- Directed by: Avtar Bhogal
- Based on: The Ladies Club by Janet Greek
- Starring: Dimple Kapadia; Raj Babbar;
- Music by: Bappi Lahiri
- Release date: 2 September 1988;
- Country: India
- Language: Hindi

= Zakhmi Aurat =

Zakhmi Aurat (English : Wounded Woman) is a 1988 Indian Hindi drama movie starring Dimple Kapadia and Raj Babbar and directed by Avtar Bhogal. Kapadia plays Kiran Dutt, a police officer who is subject to a gang rape and when the judicial system fails to convict the criminals, unites with other rape victims to castrate the rapists in revenge.

The film is inspired by the 1986 American thriller The Ladies Club by Janet Greek.

==Plot==
The film is about women who have been raped and how they get revenge by castrating the rapists. Kiran Dutt is a woman police officer who is gang raped by three goons in gruesome fashion - her jeans and panty flung on the fan, her hands and legs spread wide apart and tied to bed posts, as testimony to the ghastly act taking place below. In the film the victim's trust in the Indian judicial system is shattered when despite her testimony, her rapists walk free. She decides to punish the rapists by forming a gang of wronged women and the modus operandi is to first identify the rapists, trap them and then castrate them one by one.

==Cast==

- Dimple Kapadia as Inspector Kiran Dutt
- Raj Babbar as Suraj Prakash
- Anupam Kher as Advocate Mahendranath
- Rama Vij as Dr. Asha Mehta
- Aruna Irani as Salma
- Beena Banerjee as Mrs. Mahendranath
- Satyendra Kapoor as Shanti's Father
- Om Shivpuri as Police Commissioner
- Puneet Issar as Sukhdev (Rapist)
- Tej Sapru as Suryakant (Rapist)
- Shiva Rindani as Ranjit (Rapist)
- Avtar Gill as Pinky's Rapist
- Roopesh Kumar as Raj
- Mangal Dhillon as Mr. Mehta
- Leela Mishra as Shanti's Grandmother
- Kalpana Iyer as Kanta
- Chand Usmani as Suraj's Mother
- Moolchand as Moolchand
- Surbhi Javeri Vyas as Neelu, Castration Gang Member
- Madhu Malhotra as Castration Gang Member

==Soundtrack==
All songs are written by Faruk Kaiser.

| Song | Singer |
|---|---|
| "Tauba Tauba, Allah Tauba" | Asha Bhosle |
| "Pal Pal Jale Meri Aatma" | Asha Bhosle |
| "Pyar Mila, Sab Kuch Mila, Pyar Hai To Sansar Hai" | Anuradha Paudwal, Mohammed Aziz |
| "Apni Raksha Aap Karegi" | Mohammed Aziz |
| "Apni Raksha Aap Karegi" | Chandrani Mukherjee |

==Production==
Dialogues of this movie written by Iqbal Durrani became quite popular.

==Critical response==
A financial success, the film opened to a polarised reaction from critics and further attracted wide coverage for its lengthy and brutal rape scene involving Kapadia. Khalid Mohammed of The Times of India noted Kapadia's "power packed performance" but criticised the rape sequence as "utter lasciviousness" and "vulgarity spattering through the screen". Feminist magazine Manushi panned its low cinematic quality, including the absurdity of the action scenes and the "ugly kind of titillation" in the rape scene, but believed it "stays closer to women's experience" than other films of its sort; the review was particularly approving of Kapadia's work: "What really carries the film through is Dimple Kapadia's performance—low key, moving and charming without being at all clinging or seductive. She brings a conviction to her role that is rare among Bombay heroines."

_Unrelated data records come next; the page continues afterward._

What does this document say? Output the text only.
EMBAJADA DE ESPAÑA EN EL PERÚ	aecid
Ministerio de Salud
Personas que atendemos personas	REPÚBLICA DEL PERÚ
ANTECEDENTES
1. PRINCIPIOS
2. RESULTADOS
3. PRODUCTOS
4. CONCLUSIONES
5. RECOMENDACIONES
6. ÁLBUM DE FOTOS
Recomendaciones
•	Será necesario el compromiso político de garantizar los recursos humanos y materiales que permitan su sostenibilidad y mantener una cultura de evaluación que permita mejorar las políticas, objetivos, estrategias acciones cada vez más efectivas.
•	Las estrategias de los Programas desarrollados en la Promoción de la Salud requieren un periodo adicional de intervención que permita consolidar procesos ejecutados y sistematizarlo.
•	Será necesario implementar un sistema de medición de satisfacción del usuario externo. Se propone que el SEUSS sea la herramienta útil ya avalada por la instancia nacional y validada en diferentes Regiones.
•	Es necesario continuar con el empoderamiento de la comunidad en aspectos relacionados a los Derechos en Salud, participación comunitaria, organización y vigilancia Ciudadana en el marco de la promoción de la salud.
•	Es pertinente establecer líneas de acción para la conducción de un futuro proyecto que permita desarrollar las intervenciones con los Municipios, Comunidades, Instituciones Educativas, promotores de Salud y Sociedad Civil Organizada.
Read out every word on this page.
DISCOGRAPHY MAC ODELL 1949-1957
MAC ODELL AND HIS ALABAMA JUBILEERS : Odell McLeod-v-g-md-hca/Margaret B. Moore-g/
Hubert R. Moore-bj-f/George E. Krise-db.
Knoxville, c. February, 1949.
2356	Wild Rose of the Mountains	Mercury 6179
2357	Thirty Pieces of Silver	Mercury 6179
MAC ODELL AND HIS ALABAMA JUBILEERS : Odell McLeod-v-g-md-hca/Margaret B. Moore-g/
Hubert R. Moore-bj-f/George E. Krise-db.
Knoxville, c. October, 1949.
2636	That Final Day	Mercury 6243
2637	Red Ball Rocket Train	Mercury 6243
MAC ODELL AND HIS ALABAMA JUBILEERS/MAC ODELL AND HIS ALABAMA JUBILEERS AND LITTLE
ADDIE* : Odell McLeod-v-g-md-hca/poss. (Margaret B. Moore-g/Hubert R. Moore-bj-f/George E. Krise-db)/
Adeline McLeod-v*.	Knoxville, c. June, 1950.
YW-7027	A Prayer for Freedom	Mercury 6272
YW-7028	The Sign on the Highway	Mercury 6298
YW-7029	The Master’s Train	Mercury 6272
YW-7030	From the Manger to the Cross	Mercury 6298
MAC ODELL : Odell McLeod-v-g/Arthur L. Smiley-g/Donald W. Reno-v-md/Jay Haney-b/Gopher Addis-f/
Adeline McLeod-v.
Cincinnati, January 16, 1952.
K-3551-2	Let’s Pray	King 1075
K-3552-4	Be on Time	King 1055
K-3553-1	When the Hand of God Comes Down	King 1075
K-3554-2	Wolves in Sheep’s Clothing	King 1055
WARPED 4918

In later years, The Times of India labelled it a "B-grade movie" though it noted Kapadia's convincing portrayal of "anguish and bitterness at being denied justice". M.L. Dhawan from The Tribune, while documenting the famous Hindi films of 1988, praised Kapadia for "proving her mettle as an actress of intensity and passion." Subhash Jha, however, wrote in 2002 that its box-office outcome notwithstanding, Zakhmi Aurat "turned into quite an embarrassment for its leading lady".